Trenton Moss’s Human Powered reinforced that product design success comes from collaboration, influence, and leadership. It highlighted the power of emotional intelligence, open communication, and psychological safety in high-performing teams. The book also stressed that great ideas mean nothing without persuasion and stakeholder alignment—a lesson that has shaped how I build relationships, navigate conflict, and lead teams effectively.
Giles Turnbull’s The Agile Comms Handbook reinforced the power of concise, frequent updates to keep teams aligned without overload. It highlighted the value of working in the open, sharing progress transparently to break silos, and prioritizing async communication over unnecessary meetings. This has shaped how I keep collaboration efficient, open, and impactful.
Blair Enns’ Win Without Pitching Manifesto reinforced my approach to positioning Design Sprint X as a trusted advisor, not just a service provider. It taught me that success comes from owning our expertise, setting the terms of engagement, and working with clients who truly value collaboration. The book also strengthened my confidence in walking away from bad-fit clients, ensuring we focus on partnerships that respect our process and pay for the impact we create.
Jake Knapp’s Sprint transformed how I approach problem-solving, showing me how to accelerate Design Thinking and make rapid progress in mixed-discipline teams. It reinforced that the best solutions come from structured collaboration—bringing business, tech, and product together to learn as fast as possible. The book shaped how I run Design Sprint X, emphasizing speed, focus, and tangible outcomes, ensuring teams move from ideas to tested solutions in days, not months.
Eric Ries’ The Lean Startup shaped my approach to product design by emphasizing rapid experimentation and validated learning. It reinforced the Build-Measure-Learn loop, helping me focus on launching fast, testing real user feedback, and iterating efficiently. The book also strengthened my belief in pivoting or persevering based on data and eliminating waste through Lean Thinking, ensuring every decision delivers real value.

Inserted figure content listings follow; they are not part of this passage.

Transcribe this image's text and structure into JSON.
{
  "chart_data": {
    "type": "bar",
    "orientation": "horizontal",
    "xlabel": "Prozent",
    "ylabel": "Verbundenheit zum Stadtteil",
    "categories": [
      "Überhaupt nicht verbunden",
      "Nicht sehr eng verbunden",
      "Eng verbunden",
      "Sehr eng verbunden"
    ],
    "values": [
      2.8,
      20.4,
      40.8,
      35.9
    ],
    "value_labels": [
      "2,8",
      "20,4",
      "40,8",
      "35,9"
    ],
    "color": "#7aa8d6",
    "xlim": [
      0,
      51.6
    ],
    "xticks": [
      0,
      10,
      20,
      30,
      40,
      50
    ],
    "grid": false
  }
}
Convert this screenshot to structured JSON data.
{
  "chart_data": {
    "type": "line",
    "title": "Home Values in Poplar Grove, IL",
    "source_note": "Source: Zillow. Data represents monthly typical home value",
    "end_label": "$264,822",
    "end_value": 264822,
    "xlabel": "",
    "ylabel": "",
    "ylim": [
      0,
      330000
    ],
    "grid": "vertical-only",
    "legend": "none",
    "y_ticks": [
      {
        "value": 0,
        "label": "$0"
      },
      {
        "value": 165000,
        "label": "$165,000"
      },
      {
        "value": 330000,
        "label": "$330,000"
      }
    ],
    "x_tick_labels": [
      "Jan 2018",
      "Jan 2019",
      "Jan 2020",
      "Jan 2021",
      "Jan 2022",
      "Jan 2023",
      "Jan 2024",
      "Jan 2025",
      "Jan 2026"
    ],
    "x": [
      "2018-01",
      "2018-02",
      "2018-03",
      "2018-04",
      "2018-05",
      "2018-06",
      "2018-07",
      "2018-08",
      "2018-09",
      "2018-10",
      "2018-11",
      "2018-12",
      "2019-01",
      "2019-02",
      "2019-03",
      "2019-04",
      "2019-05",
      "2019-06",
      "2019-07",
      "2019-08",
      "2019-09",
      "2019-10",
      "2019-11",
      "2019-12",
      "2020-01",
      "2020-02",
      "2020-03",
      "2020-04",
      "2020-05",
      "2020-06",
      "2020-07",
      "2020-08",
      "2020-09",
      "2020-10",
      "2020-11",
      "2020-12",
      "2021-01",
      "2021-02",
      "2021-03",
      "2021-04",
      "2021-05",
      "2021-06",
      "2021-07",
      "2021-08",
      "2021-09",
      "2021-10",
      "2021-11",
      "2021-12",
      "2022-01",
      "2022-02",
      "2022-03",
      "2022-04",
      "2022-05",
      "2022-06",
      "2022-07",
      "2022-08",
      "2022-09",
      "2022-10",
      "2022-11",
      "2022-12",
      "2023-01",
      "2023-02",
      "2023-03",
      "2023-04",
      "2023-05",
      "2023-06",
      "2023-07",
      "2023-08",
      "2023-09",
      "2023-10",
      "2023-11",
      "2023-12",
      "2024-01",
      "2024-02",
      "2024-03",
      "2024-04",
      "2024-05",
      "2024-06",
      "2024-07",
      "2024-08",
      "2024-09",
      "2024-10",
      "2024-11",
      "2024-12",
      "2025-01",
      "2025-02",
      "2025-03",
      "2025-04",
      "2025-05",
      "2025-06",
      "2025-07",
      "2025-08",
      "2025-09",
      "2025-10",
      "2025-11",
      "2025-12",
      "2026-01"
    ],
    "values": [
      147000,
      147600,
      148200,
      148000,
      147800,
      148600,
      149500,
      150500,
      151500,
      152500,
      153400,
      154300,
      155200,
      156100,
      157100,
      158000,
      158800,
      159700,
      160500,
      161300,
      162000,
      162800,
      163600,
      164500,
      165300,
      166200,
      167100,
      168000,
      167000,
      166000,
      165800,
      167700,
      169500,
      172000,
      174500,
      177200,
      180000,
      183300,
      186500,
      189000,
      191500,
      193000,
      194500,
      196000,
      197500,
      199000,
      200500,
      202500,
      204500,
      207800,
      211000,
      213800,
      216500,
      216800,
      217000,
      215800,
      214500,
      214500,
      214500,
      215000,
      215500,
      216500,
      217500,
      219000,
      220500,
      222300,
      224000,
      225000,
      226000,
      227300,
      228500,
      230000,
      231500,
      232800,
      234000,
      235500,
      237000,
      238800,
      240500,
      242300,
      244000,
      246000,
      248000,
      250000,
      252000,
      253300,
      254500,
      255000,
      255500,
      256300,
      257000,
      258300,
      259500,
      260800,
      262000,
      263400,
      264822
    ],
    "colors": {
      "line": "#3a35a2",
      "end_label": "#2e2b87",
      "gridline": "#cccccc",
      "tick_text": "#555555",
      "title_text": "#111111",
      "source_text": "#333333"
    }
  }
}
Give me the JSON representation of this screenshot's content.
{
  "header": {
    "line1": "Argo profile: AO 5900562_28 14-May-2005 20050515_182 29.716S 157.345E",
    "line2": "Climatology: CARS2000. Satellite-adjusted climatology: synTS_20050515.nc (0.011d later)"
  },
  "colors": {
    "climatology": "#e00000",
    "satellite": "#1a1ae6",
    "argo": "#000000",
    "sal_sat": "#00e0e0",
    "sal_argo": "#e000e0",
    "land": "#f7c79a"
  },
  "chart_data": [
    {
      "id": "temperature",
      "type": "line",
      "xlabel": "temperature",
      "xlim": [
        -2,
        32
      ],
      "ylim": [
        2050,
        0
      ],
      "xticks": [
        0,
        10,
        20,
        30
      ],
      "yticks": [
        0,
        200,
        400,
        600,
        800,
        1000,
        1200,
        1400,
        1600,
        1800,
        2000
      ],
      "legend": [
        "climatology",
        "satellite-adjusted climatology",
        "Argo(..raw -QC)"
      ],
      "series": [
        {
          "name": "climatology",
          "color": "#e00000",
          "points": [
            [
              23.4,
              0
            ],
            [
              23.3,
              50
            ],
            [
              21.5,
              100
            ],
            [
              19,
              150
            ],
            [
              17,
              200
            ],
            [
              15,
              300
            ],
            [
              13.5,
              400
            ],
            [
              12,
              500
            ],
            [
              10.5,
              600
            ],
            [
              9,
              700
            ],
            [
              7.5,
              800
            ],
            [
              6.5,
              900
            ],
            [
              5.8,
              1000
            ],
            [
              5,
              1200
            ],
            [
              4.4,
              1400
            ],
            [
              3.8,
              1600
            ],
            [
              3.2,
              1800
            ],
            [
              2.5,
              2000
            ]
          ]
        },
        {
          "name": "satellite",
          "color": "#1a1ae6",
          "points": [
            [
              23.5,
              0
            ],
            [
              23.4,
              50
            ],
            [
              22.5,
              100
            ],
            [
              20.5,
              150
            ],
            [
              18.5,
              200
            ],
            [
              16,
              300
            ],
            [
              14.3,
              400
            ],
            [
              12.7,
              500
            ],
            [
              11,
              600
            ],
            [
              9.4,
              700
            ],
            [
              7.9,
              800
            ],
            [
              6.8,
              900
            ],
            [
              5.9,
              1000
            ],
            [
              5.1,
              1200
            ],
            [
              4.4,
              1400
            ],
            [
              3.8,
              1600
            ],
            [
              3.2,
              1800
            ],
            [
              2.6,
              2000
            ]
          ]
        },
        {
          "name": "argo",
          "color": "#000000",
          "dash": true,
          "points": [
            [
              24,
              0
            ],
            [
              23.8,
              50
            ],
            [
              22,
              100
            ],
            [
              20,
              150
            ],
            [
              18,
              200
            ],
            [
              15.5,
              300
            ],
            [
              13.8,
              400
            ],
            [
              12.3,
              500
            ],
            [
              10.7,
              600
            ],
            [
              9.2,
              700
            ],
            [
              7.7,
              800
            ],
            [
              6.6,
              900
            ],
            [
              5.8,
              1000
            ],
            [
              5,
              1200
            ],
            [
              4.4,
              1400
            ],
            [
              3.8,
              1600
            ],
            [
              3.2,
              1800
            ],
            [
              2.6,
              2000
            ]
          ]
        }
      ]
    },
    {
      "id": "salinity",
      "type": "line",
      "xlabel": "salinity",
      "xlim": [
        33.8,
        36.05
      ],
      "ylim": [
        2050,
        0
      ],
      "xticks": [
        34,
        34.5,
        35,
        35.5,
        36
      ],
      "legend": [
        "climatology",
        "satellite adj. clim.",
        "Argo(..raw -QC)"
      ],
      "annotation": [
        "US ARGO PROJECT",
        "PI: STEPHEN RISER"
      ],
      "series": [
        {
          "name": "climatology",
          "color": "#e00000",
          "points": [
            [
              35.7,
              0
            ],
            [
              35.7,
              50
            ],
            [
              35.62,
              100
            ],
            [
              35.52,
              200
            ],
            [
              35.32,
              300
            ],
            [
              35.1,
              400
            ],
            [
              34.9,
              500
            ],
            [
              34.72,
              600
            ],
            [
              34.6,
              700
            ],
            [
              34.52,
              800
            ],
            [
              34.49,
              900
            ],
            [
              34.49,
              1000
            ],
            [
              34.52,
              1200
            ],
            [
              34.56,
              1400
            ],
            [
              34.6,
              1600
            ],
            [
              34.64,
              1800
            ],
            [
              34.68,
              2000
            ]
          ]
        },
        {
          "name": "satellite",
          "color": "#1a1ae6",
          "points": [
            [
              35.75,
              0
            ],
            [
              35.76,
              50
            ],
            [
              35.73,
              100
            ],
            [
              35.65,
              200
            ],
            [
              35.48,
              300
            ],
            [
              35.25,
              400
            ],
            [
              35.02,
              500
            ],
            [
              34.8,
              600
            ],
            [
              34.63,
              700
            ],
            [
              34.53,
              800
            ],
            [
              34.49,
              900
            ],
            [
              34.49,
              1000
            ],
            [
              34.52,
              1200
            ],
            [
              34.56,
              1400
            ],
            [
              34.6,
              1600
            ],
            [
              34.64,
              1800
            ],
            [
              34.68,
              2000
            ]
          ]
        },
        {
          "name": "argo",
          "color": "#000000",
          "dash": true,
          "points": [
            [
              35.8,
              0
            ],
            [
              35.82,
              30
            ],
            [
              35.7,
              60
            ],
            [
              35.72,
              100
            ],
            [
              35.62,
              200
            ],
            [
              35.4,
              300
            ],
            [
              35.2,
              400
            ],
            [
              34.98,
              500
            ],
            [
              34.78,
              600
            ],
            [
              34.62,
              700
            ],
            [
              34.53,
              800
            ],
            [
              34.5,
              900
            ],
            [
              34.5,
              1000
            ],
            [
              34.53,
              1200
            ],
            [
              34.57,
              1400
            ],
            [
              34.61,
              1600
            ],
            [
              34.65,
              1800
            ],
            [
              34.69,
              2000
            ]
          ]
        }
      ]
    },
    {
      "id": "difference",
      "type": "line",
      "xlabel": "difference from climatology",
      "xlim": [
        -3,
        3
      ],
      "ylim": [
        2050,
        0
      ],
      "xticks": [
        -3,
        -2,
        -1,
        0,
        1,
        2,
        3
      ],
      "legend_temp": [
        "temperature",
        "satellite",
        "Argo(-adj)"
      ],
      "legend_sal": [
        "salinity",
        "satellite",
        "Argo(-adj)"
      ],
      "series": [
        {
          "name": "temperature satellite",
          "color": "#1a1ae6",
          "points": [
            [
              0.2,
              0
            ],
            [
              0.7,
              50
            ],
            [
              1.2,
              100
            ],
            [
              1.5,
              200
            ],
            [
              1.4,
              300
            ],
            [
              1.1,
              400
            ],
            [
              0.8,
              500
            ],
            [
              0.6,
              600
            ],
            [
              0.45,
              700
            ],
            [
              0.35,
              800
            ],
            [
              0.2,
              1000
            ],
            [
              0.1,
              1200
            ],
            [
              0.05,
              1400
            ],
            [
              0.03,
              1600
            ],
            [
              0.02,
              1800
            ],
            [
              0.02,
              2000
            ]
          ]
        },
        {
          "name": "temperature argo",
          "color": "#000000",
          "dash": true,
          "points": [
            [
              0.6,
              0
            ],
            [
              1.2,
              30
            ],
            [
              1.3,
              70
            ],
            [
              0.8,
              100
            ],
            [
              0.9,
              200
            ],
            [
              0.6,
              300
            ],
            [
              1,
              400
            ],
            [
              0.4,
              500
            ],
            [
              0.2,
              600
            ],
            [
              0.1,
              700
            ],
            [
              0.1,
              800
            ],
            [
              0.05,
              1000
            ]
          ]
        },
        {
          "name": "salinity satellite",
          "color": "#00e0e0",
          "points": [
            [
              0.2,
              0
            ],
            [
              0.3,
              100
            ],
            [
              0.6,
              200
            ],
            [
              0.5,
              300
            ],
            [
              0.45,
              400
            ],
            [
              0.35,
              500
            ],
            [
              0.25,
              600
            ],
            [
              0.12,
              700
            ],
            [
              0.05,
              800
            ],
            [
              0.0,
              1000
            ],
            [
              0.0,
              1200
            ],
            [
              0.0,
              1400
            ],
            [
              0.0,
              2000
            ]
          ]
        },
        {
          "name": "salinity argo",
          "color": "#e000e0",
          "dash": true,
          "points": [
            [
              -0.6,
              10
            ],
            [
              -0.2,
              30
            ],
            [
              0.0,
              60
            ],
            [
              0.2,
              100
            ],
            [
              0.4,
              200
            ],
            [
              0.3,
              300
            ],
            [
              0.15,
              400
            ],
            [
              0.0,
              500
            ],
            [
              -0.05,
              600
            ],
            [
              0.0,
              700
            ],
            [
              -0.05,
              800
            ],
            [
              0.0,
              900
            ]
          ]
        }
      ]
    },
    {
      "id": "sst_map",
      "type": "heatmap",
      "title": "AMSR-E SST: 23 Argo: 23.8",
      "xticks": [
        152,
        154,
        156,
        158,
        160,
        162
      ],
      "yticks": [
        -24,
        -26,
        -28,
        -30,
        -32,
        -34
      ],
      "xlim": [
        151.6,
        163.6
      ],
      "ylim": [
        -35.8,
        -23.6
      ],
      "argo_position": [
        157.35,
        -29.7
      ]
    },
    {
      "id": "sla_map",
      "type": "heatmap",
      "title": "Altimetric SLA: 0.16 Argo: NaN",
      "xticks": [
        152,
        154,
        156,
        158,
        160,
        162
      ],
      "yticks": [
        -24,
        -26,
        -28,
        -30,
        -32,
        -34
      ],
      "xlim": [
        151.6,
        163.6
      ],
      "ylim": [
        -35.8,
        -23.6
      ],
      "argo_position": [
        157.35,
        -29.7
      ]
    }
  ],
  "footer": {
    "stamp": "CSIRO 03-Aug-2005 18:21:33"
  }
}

Jason Fried’s Rework reinforced my belief that you only truly learn from going live. It taught me to cut the fluff, simplify processes, and ship fast, ensuring products evolve based on real user needs rather than endless planning. The book also strengthened my focus on staying true to my own vision, rather than chasing competitors—reminding me that the best ideas come from solving problems uniquely, not from following the crowd. This mindset shapes how I run Design Sprint X, prioritizing action, iteration, and learning in the real world.
The Power of Moments is about why certain brief experiences can jolt us and elevate us and change us—and how we can learn to create such extraordinary moments in our life and work. Research has found that in recalling an experience, we ignore most of what happened and focus instead on a few particular moments.
The essence of growth hacking is you carry out rapid fire experimentation across multiple marketing channels and in different product development directions to identify the most cost effective ways to grow your business. By doing this, you build marketing right into your products.